Monday, March 08, 2004

Kerry's exegesis:

"l have read the Bible and know that you can find clauses going both ways" on homosexuality.

While I agree that there are lots of interpretations of the Bible (how else do you explain the multiplicity of Christian churches?) I think that's pretty weak.

So is this:
Mr. Kerry answered slowly, first laying out his minutely calibrated stance on gay marriage. "I believe that marriage is between a man and a woman," he said, to polite applause. "But ? but ? but: I believe it's important in the United States of America that we recognize that we have a Constitution which has an equal protection clause," he said, to growing applause.

Then Mr. Kerry drew a connection between racism and antigay crime, noting the 1998 murder of a gay college student, Matthew Shepard in Wyoming, but mangling a reference to James Byrd Jr., a black man who was dragged to his death the same year in Jasper, Tex., by three men including John William King, all of whom were convicted of murder.
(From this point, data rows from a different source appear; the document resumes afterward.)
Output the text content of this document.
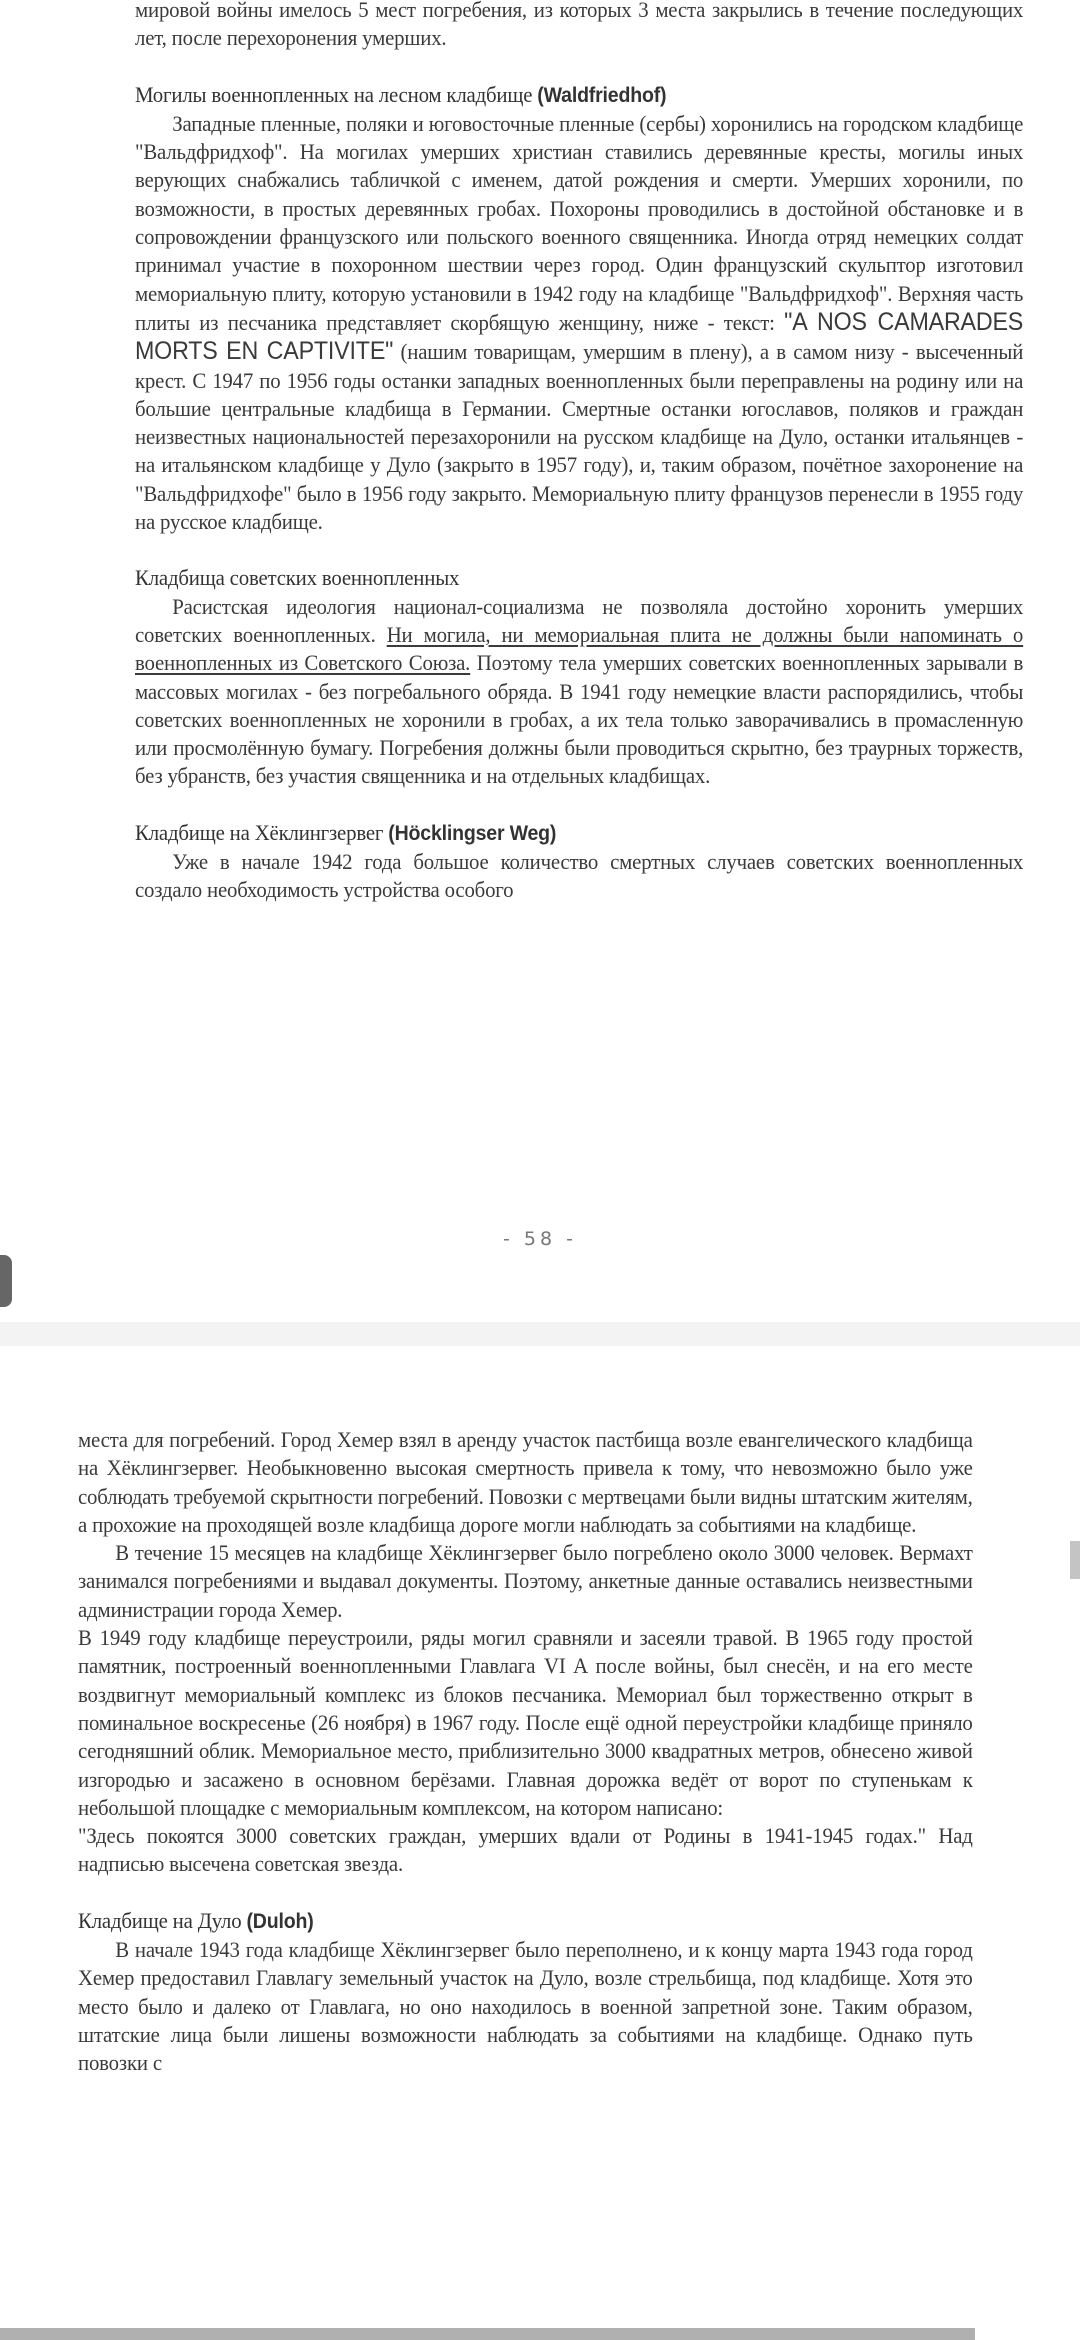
мировой войны имелось 5 мест погребения, из которых 3 места закрылись в течение последующих лет, после перехоронения умерших.

Могилы военнопленных на лесном кладбище (Waldfriedhof)

Западные пленные, поляки и юговосточные пленные (сербы) хоронились на городском кладбище "Вальдфридхоф". На могилах умерших христиан ставились деревянные кресты, могилы иных верующих снабжались табличкой с именем, датой рождения и смерти. Умерших хоронили, по возможности, в простых деревянных гробах. Похороны проводились в достойной обстановке и в сопровождении французского или польского военного священника. Иногда отряд немецких солдат принимал участие в похоронном шествии через город. Один французский скульптор изготовил мемориальную плиту, которую установили в 1942 году на кладбище "Вальдфридхоф". Верхняя часть плиты из песчаника представляет скорбящую женщину, ниже - текст: "A NOS CAMARADES MORTS EN CAPTIVITE" (нашим товарищам, умершим в плену), а в самом низу - высеченный крест. С 1947 по 1956 годы останки западных военнопленных были переправлены на родину или на большие центральные кладбища в Германии. Смертные останки югославов, поляков и граждан неизвестных национальностей перезахоронили на русском кладбище на Дуло, останки итальянцев - на итальянском кладбище у Дуло (закрыто в 1957 году), и, таким образом, почётное захоронение на "Вальдфридхофе" было в 1956 году закрыто. Мемориальную плиту французов перенесли в 1955 году на русское кладбище.

Кладбища советских военнопленных

Расистская идеология национал-социализма не позволяла достойно хоронить умерших советских военнопленных. Ни могила, ни мемориальная плита не должны были напоминать о военнопленных из Советского Союза. Поэтому тела умерших советских военнопленных зарывали в массовых могилах - без погребального обряда. В 1941 году немецкие власти распорядились, чтобы советских военнопленных не хоронили в гробах, а их тела только заворачивались в промасленную или просмолённую бумагу. Погребения должны были проводиться скрытно, без траурных торжеств, без убранств, без участия священника и на отдельных кладбищах.

Кладбище на Хёклингзервег (Höcklingser Weg)

Уже в начале 1942 года большое количество смертных случаев советских военнопленных создало необходимость устройства особого

- 58 -

места для погребений. Город Хемер взял в аренду участок пастбища возле евангелического кладбища на Хёклингзервег. Необыкновенно высокая смертность привела к тому, что невозможно было уже соблюдать требуемой скрытности погребений. Повозки с мертвецами были видны штатским жителям, а прохожие на проходящей возле кладбища дороге могли наблюдать за событиями на кладбище.

В течение 15 месяцев на кладбище Хёклингзервег было погреблено около 3000 человек. Вермахт занимался погребениями и выдавал документы. Поэтому, анкетные данные оставались неизвестными администрации города Хемер.

В 1949 году кладбище переустроили, ряды могил сравняли и засеяли травой. В 1965 году простой памятник, построенный военнопленными Главлага VI A после войны, был снесён, и на его месте воздвигнут мемориальный комплекс из блоков песчаника. Мемориал был торжественно открыт в поминальное воскресенье (26 ноября) в 1967 году. После ещё одной переустройки кладбище приняло сегодняшний облик. Мемориальное место, приблизительно 3000 квадратных метров, обнесено живой изгородью и засажено в основном берёзами. Главная дорожка ведёт от ворот по ступенькам к небольшой площадке с мемориальным комплексом, на котором написано:

"Здесь покоятся 3000 советских граждан, умерших вдали от Родины в 1941-1945 годах." Над надписью высечена советская звезда.

Кладбище на Дуло (Duloh)

В начале 1943 года кладбище Хёклингзервег было переполнено, и к концу марта 1943 года город Хемер предоставил Главлагу земельный участок на Дуло, возле стрельбища, под кладбище. Хотя это место было и далеко от Главлага, но оно находилось в военной запретной зоне. Таким образом, штатские лица были лишены возможности наблюдать за событиями на кладбище. Однако путь повозки с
"Let me tell you something, when Matthew Shepard gets crucified on a fence in Wyoming only because he was gay," he said, "when Mr. King gets dragged behind of a truck down in Texas by chains and his body is mutilated only because he's gay ? I think that's a matter of rights in the United States of America."
Does that sound like he "showed he could preach from the pulpit one minute and throw political punches the next," as the report's first paragraph puts it?